Des tentatives de correction erronées

Par ailleurs, l’instrument comportait de nombreuses corrections à la fois en hébreu et en chiffres occidentaux. Ces derniers visaient à rectifier des valeurs de latitude (parfois plusieurs fois), probablement par un utilisateur de Vérone parlant le latin ou l’italien, selon Gigante. Par exemple, quelqu’un a ajouté les chiffres 42 et 40 près de l’inscription 41° 30’, correspondant à la latitude de Medinaceli.

« Non seulement les deux chiffres diffèrent de la valeur donnée en arabe, mais ils ne concordent pas entre eux. Il se peut qu’un utilisateur ultérieur de l’instrument ait pensé que la valeur arabe originale était erronée et l’ait modifiée », explique l’historienne.
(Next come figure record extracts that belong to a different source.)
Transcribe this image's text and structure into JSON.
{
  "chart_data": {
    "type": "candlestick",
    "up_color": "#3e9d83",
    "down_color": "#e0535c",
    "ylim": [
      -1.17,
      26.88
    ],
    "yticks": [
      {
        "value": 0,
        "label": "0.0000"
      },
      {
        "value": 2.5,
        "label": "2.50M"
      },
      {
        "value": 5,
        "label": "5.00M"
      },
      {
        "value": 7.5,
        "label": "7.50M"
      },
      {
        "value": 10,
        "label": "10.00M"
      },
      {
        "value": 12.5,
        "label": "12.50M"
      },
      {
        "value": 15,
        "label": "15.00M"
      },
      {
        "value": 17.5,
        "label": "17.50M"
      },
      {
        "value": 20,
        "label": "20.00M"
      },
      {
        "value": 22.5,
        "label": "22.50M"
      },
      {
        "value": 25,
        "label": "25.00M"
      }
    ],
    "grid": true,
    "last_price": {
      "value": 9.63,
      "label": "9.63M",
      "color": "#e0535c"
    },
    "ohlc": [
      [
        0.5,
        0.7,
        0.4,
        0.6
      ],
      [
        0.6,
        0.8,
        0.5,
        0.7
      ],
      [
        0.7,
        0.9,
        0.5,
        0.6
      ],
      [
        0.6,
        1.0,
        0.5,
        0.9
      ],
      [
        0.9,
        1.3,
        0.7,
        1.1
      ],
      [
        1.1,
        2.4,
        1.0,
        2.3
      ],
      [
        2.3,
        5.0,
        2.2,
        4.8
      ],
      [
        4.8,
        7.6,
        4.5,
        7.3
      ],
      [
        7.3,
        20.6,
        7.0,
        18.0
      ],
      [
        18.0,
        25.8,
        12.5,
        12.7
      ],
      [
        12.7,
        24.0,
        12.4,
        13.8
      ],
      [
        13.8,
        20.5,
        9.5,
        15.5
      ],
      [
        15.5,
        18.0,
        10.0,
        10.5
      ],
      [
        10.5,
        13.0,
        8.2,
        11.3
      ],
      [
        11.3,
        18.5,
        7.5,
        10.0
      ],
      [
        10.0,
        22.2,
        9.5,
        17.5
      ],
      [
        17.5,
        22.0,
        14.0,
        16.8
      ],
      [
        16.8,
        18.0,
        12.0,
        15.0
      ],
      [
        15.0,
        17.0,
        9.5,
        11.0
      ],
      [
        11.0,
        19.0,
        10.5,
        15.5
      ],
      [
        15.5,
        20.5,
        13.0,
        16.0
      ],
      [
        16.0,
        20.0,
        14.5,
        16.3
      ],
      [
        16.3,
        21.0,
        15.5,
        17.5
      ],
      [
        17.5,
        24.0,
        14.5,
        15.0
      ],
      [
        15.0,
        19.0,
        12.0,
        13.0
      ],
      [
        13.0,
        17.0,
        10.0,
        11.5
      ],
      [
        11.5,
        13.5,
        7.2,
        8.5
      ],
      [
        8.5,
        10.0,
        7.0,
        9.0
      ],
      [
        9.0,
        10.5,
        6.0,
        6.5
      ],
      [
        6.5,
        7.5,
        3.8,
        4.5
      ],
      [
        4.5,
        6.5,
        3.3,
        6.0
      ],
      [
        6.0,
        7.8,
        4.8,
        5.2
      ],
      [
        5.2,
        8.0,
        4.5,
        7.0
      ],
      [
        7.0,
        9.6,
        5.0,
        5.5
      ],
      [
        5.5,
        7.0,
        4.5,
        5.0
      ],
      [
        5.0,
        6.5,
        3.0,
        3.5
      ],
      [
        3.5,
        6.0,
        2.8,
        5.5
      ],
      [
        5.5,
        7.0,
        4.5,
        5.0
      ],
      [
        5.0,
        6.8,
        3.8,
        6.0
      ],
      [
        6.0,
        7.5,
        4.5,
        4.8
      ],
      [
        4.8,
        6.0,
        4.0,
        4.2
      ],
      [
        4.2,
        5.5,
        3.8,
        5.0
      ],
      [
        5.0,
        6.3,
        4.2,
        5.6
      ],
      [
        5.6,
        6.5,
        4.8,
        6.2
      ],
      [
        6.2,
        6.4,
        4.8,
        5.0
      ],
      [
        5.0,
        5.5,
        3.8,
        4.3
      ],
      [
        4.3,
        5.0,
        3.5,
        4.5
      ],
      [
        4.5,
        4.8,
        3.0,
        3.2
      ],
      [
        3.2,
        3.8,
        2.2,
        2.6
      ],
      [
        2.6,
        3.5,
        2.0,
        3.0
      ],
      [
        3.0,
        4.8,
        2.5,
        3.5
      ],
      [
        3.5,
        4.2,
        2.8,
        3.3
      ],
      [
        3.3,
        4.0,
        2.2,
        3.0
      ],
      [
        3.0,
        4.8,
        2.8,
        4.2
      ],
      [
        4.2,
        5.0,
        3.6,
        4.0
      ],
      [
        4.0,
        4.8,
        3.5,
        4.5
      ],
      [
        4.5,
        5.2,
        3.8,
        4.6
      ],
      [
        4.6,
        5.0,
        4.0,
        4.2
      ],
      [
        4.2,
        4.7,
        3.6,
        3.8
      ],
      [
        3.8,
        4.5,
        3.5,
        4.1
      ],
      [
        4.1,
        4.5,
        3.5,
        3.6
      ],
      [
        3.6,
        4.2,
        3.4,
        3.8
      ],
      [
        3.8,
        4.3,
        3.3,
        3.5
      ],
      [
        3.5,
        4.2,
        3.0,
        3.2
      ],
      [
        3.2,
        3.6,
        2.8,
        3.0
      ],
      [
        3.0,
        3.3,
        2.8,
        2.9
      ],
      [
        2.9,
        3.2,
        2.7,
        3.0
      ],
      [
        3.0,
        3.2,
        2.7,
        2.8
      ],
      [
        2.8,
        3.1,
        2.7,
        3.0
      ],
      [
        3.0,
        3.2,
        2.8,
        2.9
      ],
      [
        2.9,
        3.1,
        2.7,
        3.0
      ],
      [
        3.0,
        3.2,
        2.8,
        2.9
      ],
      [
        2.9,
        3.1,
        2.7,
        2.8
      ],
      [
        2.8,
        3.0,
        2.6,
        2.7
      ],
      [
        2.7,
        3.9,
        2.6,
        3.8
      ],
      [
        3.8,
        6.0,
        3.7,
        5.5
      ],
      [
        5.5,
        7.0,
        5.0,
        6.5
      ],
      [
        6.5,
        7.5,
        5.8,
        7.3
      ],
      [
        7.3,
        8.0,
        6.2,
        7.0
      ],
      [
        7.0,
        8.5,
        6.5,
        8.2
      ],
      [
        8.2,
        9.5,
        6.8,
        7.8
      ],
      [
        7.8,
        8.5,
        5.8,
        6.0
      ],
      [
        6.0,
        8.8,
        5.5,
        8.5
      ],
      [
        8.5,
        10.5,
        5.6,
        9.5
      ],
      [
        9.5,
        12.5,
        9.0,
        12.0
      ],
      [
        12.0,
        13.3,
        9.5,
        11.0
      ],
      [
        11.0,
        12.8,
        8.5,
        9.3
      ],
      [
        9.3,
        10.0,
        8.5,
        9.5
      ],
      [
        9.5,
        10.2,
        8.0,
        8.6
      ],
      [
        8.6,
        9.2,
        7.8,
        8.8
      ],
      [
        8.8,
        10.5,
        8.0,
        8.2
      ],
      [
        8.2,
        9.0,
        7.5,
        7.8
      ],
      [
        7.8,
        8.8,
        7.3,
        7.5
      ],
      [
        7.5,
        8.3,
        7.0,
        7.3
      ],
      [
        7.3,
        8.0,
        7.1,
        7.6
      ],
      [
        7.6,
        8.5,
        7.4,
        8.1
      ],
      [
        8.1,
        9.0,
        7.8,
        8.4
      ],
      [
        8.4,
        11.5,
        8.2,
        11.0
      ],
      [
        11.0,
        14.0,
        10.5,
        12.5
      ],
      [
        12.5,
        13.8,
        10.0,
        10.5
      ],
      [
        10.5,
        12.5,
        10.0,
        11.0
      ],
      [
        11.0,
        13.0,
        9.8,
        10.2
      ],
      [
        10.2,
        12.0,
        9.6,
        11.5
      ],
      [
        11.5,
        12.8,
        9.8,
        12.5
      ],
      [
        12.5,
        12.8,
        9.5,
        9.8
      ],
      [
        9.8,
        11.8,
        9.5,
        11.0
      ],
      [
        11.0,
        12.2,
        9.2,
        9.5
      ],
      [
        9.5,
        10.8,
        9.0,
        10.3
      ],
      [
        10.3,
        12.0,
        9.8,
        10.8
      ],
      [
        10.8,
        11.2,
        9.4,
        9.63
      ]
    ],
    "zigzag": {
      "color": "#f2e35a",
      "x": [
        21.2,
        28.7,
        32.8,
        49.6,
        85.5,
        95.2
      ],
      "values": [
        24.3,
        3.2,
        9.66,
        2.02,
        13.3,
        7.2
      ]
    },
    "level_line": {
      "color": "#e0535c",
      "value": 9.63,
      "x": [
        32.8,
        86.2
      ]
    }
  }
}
Cependant, les instruments modernes indiquent une latitude de  41° 15′ pour Medinaceli, ce qui signifie que la valeur arabe était plus précise que les deux tentatives de correction. D’autres corrections contradictoires et erronées sont également gravées sur l’instrument. Néanmoins, cette découverte témoigne d’un incroyable échange interculturel rarement observé pour ce type d’artefact.